You will when you’re done reading this guide. Because I care about you, and I want you to hold your own when you inevitably bump into and befriend Brad Pitt.

ALWAYS: Hold onto your phone
Thanks to multiple viewings of Veep, I have learned that important people hold their phones. They clutch them. They look down at them. They frown in their general direction, as if receiving news so important, the rest of us couldn’t possibly understand. And now you must do the same. Nobody knows you. Nobody knows what mysteries your phone could hold. Nobody knows what correspondence you could be on the receiving end of, perhaps from a movie star or more realistically, the sender of a mailing list you never signed up for.

But it doesn’t matter. You hold onto that phone, and you clutch it accordingly. You pepper every strange silence by opening your email and whispering, “What?!” to yourself, as if you’ve been bombarded with a task. Then, when it seems like Jennifer Lopez will never notice you in line for the bathroom, you interrupt any nearby conversation and say, “Speaking of which” while waving your phone in the air. Now you seem busy and important. More so than J Lo, who’s still confused as to why you’re in her hotel room.

ALWAYS: Wear your accreditation
“Hey, are you a celebrity?” This is what you will be asked repeatedly when being a person, 42 blocks away from any TIFF event, still wearing your lanyard. To which you will respond with a polite smile and nod, not confirming nor denying the claims brought against you. Because a celebrity would never say “Yes, I am Tom Hanks.” And they would absolutely carry around their complimentary tote bag around while nursing a Starbucks. It doesn’t matter that you asked the question of yourself, to yourself, while looking deep into an elevator mirror. Today you are a celebrity. Your accreditation means you can walk with purpose.

ALWAYS: Go to a TIFF party
Always. Under every circumstance. Will they be the ones a famous person is at? Likely not, because those are hard to get into and then when you doget into them, said celebrity is likely hanging out with their friends because why would they walk around just introducing themselves to strangers? (I don’t know. But I thought that was what happened until like, three years ago, and I was proven very, very wrong.) But other parties, graced by the TIFF title, won’t be a bad time. I mean, they’re parties. How bad can they be? What else are you doing? At some point, you will see tiny foods and you will get to eat them. Maybe you can even enjoy a beverage. I don’t know and I can’t say for sure.

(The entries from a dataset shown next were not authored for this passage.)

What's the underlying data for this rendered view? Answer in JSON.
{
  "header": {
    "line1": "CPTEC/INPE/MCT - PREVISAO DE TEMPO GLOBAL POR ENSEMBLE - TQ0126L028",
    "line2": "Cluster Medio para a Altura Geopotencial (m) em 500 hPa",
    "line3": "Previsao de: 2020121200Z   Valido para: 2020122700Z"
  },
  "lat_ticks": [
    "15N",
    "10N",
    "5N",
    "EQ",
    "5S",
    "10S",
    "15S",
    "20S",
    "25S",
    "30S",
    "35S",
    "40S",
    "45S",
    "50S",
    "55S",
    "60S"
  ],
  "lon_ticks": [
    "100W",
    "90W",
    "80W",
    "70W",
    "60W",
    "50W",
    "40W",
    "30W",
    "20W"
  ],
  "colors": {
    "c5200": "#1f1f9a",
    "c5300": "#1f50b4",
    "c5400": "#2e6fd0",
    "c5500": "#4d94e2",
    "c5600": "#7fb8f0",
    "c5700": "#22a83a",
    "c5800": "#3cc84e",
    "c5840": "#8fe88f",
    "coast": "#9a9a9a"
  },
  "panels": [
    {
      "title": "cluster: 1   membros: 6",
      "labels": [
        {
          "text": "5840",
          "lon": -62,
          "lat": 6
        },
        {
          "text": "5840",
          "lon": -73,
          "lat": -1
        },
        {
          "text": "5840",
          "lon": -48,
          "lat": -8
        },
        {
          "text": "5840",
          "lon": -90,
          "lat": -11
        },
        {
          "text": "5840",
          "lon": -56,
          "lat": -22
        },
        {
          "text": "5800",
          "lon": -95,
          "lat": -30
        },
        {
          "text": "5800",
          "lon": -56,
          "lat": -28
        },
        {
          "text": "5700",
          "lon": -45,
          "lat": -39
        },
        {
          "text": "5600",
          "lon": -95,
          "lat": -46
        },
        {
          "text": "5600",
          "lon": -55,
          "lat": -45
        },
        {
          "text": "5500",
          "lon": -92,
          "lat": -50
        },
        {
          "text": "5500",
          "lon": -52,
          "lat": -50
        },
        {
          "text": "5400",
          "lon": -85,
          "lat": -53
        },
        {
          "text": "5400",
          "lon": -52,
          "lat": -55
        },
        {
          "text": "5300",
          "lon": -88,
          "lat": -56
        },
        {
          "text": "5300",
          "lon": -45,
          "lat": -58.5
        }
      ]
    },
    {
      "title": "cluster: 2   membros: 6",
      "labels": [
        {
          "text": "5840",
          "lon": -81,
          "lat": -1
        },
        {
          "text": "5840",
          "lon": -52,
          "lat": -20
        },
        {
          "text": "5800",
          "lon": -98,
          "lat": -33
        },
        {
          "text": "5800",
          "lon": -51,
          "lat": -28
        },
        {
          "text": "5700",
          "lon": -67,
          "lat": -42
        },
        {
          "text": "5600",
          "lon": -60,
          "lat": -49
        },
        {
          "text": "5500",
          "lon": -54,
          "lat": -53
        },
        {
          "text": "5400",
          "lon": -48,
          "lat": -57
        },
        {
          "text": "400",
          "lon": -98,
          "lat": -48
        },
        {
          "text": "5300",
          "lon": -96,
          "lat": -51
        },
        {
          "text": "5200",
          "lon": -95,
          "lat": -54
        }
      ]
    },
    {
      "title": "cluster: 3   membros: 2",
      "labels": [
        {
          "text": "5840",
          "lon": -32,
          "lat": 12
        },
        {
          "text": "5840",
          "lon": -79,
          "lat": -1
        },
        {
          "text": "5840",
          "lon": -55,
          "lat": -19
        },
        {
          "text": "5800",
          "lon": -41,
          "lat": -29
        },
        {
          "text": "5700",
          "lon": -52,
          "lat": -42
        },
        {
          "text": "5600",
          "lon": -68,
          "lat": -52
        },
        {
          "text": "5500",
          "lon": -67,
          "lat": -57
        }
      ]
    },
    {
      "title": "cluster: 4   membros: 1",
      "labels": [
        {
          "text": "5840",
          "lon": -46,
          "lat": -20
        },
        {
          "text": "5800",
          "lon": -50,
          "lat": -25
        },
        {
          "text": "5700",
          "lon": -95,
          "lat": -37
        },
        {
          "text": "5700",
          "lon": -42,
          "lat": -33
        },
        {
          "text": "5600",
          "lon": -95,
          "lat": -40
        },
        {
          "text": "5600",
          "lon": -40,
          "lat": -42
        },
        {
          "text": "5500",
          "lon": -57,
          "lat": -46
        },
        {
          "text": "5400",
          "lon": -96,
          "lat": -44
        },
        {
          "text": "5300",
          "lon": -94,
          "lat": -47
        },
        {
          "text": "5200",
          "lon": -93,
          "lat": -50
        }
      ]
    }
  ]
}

Because I don’t really like those kind of parties. Last night, I showed up at something dressed like Meg Ryan in You’ve Got Mailwith a canvas tote and everybody else was wearing heels and very nice ensembles. So I mean, they’re really just not my jam, and I’d rather go to a restaurant with my best friends. But you’re not me. And you’re at TIFF. And you’ll likely have figured out the dress code, and that you can sustain yourself entirely on complimentary food and drink and have me to thank for reminding you of this.

ALWAYS: Make eye contact with a famous and roll your eyes like you’re in on the same joke
This works only if you do not know each other, and you are standing alone, suggesting that whoever said celebrity is talking to might be the worst. This will confuse them and give you a power that will last only for as long as you’re both in attendance. “What do they know?” said celebrity will think, worried that they’re throwing their career away by speaking to someone who should be enemy. Then you will be mysterious, planting the seed of, “Wait? Who was that? What was that about?” for minutes to come.

Just don’t do it if you see them talking to me. I mean, I am the worst, but no famous person needs to know that. (Yet.)